Gallium Nitride (GaN) based High-Power Multilevel H-Bridge Inverter for Wireless Power Transfer of Electric Vehicles

This paper presents a design and implementation of a high-power Gallium Nitride (GaN)-based multilevel H-bridge inverter to excite wireless charging coils for the wireless power transfer of electric vehicles (EVs). Compared to the traditional conductive charging, wireless charging technology offers a safer and more convenient way to charge EVs. Due to the increasing demand of fast charging, high-power inverters play a crucial role in exciting the wireless charging coils within a wireless power transfer system. This paper details the system specifications for the wireless charging of EVs, providing theoretical analysis and a control strategy for the modular design of a 75-kW 3-level and 4-level H-bridge inverter. The goal is to deliver a low-distortion excitation voltage to the wireless charging coils.
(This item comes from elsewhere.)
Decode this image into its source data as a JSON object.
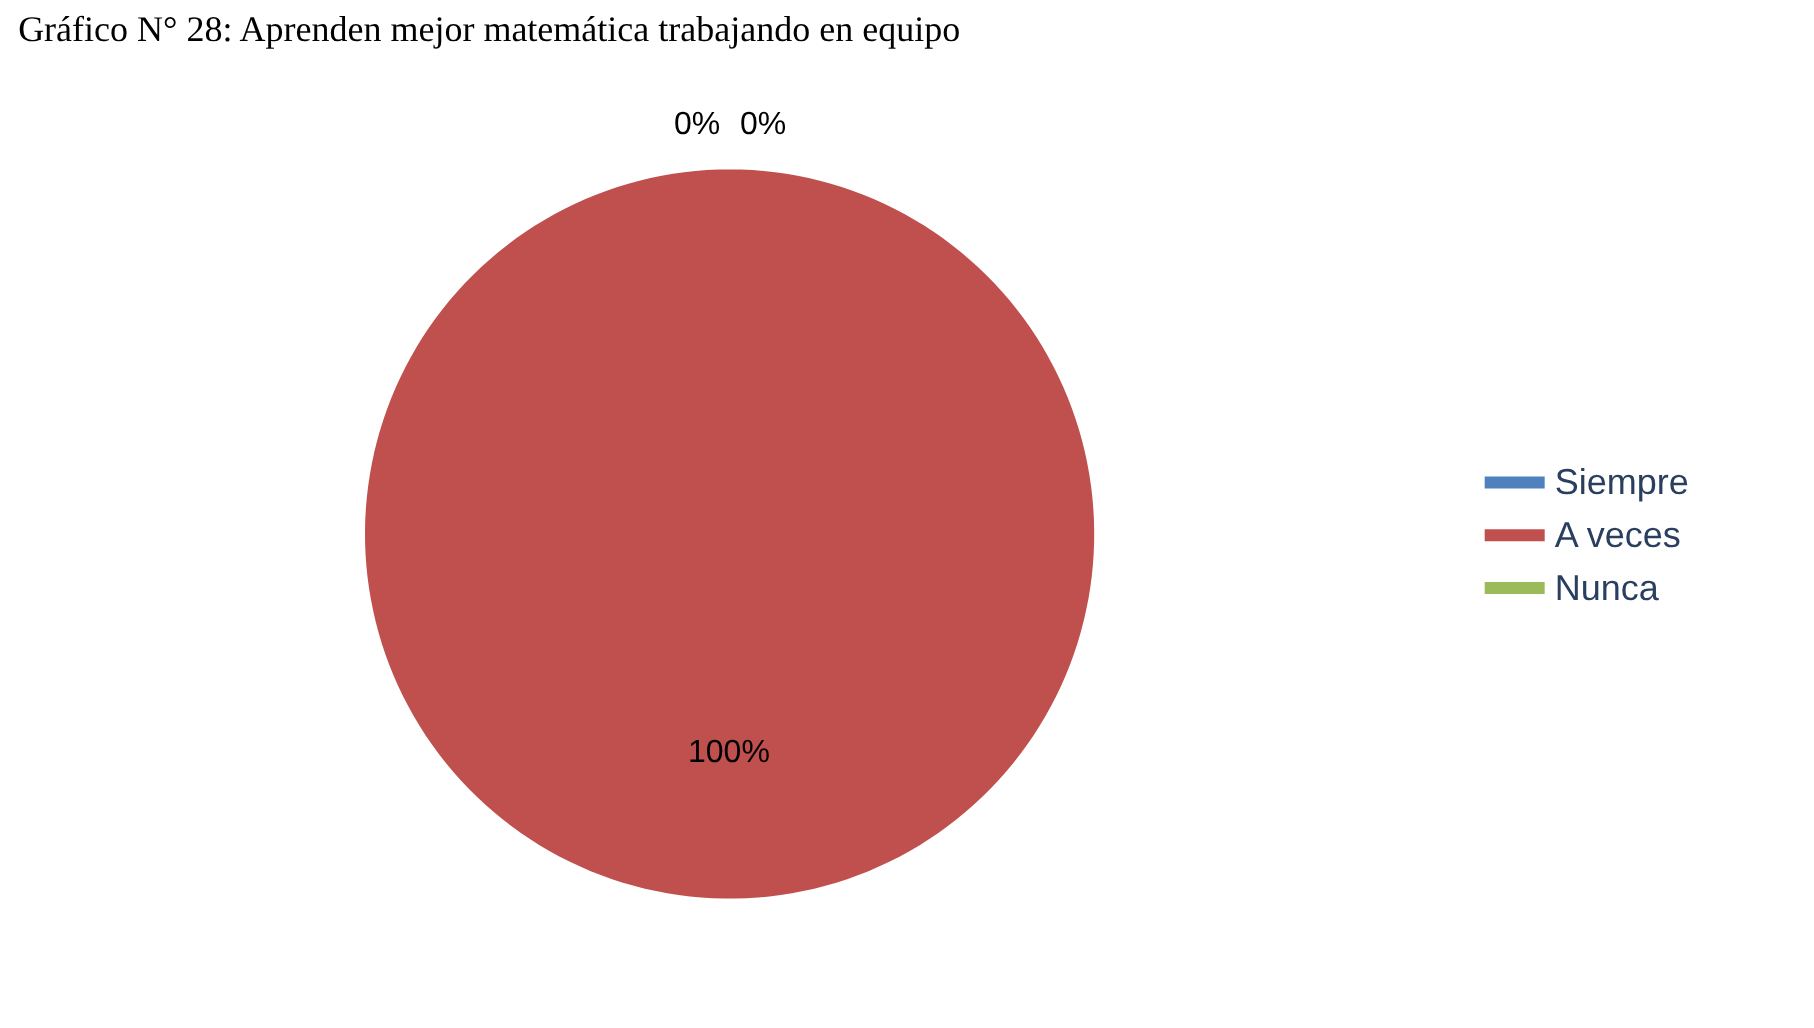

LTspice simulation results, including output voltage, Fast Fourier Transform (FFT) analysis for both 3-level and 4-level H-bridge inverters, are presented to validate the control strategy and demonstrate the elimination of output harmonic components in the modular design. A GaN-based inverter prototype was employed to deliver a 85-kHz power to the wireless charging pads of the wireless power transfer system. Experimental results at two different voltage and power levels, 100V-215W and 150V-489W, validate the successful performance of the GaN inverter in the wireless charging system.